Mentioned in that piece is European Commission spokesman Michele Cercone (pictured). It seems old Michele has had a fair bit to say lately – some of it extremely illuminating and far reaching. Consider this, attributed to Cercone by Balkans.com:
The European Commission is building a security system to issue early warnings on threats of extremism, xenophobia and other forms of radicalism
Or this quote reported by Hurriyet Daily News:
Compromises are more easily reached after shocking events like those that happened in Norway.
And International Affairs Magazine, explained that: ‘Various forces will be trying to capitalize on Norway’s bloody drama. Interestingly, the European Commission championed the cause. Breivik left a thorough description of the costs of the bomb ingredients, the result being that the EU rushed to impose regulations on the sales of chemicals that can be mold into explosives,’ and reported Cercone as saying:
The European Commission will speed up the introduction of new regulations on chemicals sales after a Norwegian extremist who killed 76 people in last week’s bombing and shooting spree admitted he used fertilizers to make explosives.
But virtually none of this has been reported by our world beating media corps, which is too busy devoted column hectares to its navel gazing over phone hacking. Should we be worried by this? Absolutely.
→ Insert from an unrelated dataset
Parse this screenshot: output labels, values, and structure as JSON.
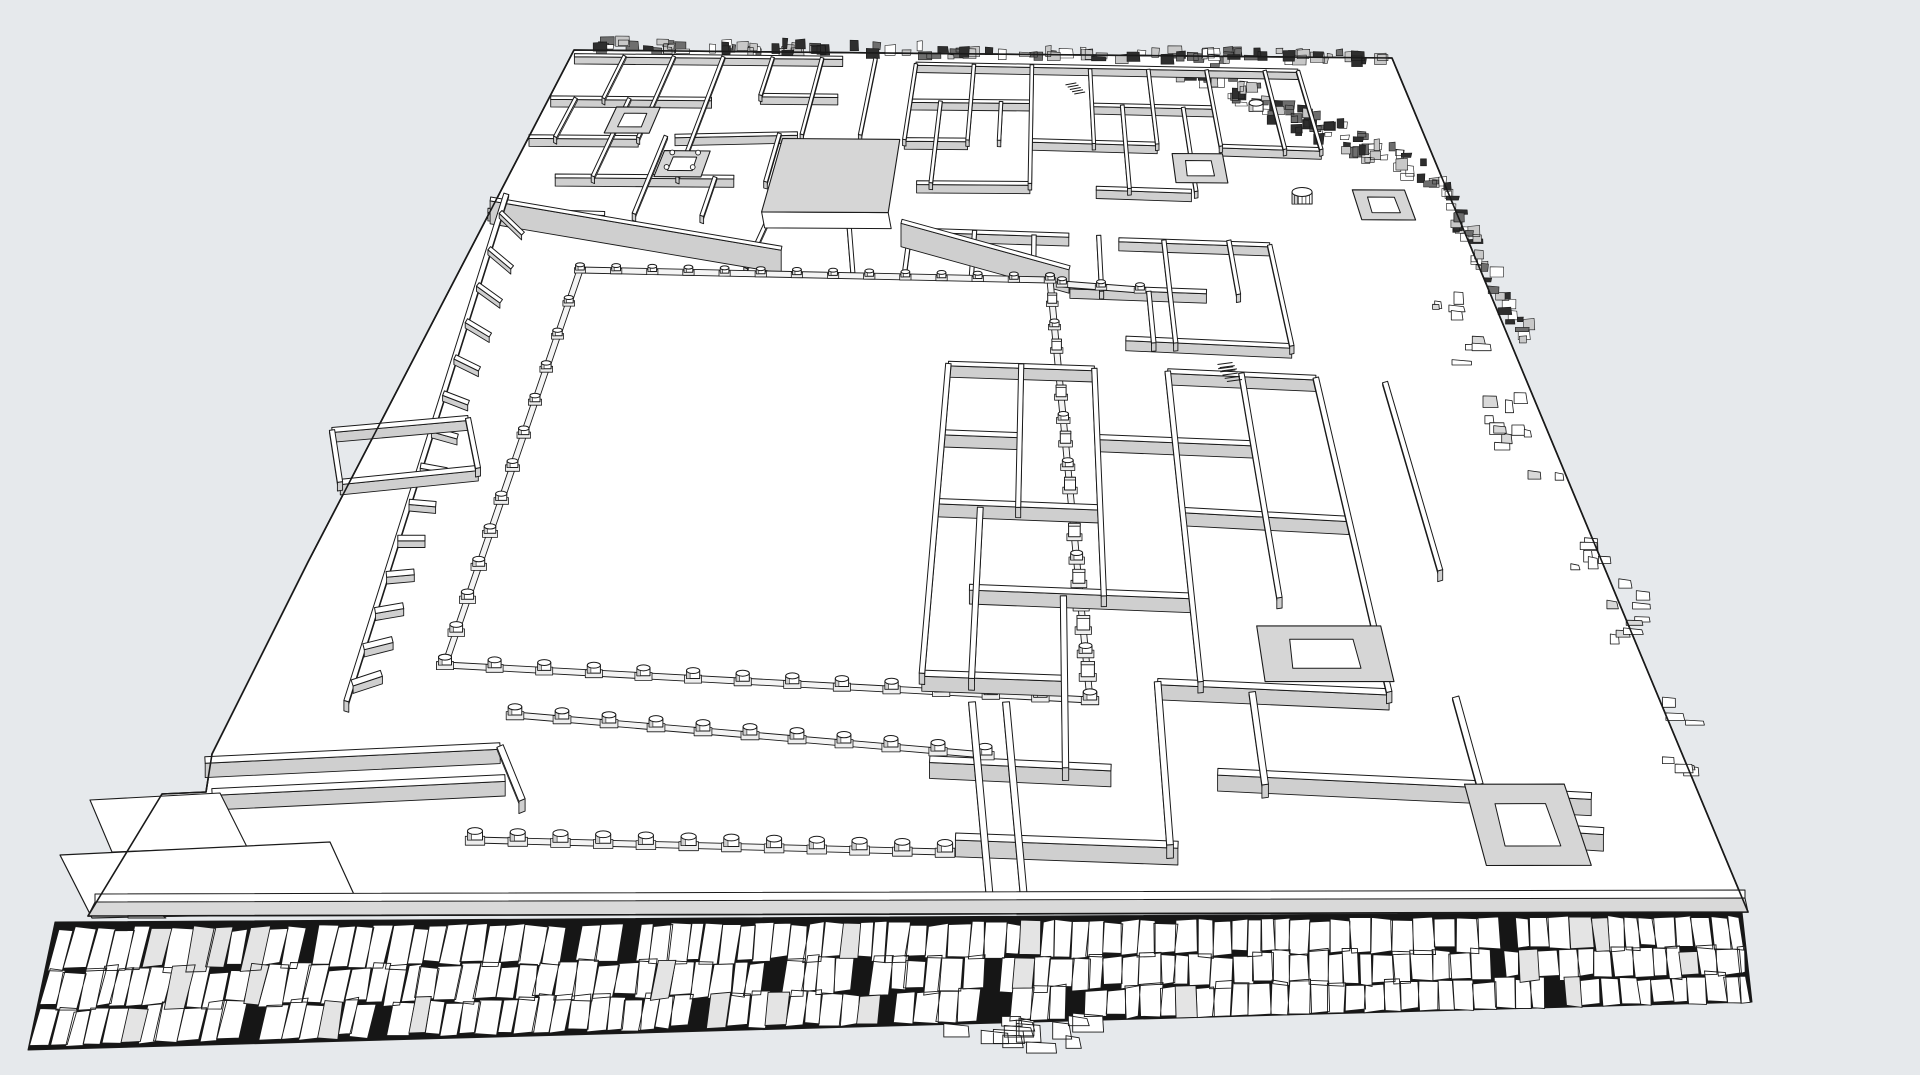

It is a fact that the European Commission, an arm of the EU, is now increasing its efforts to apply control over people in the member states. No crisis must ever be wasted. The EU, being unelected, unaccountable and therefore wholly anti democratic, is seizing the moment to empower itself still further at the expense of our personal freedoms. We are being dictated to by an entity that is taking an opportunity to use the actions of one individual as justification to clamp down on anyone who opposes this essentially socialist construct – hence the focus on right wing ‘extremism’ where the EU decides what constitutes extreme.
The issue is one of mission creep. We have seen it all before, where legislation enacted for one purpose becomes a convenient measure that is applied for a different purpose that was never intended. The EU is engaging in naked opportunism to exert greater control, while setting itself as the sole authority to determine what dissent against it will be tolerated.
It is frightening that the EU, with its goal of eradicating the nation state, will be deciding whether its opponents are too radical, whether their views can therefore be shared on the internet, and will define what constitutes xenophobia and whether that should be punished – all backed by European courts and European arrest warrants.
In hindsight I got it wrong. We are indeed staring into an abyss where our enemy, the EU, could take advantage of the Breivik attacks to effectively criminalise anti EU sentitment, or at the very least prevent people from sharing those sentiments with others, citing them as ‘extreme’, ‘radical’, ‘xenophobic’ or even potential ‘lone wolf terrorists’. This response isn’t being driven simply by Breivik’s actions, but crucially the rationale he gave for them.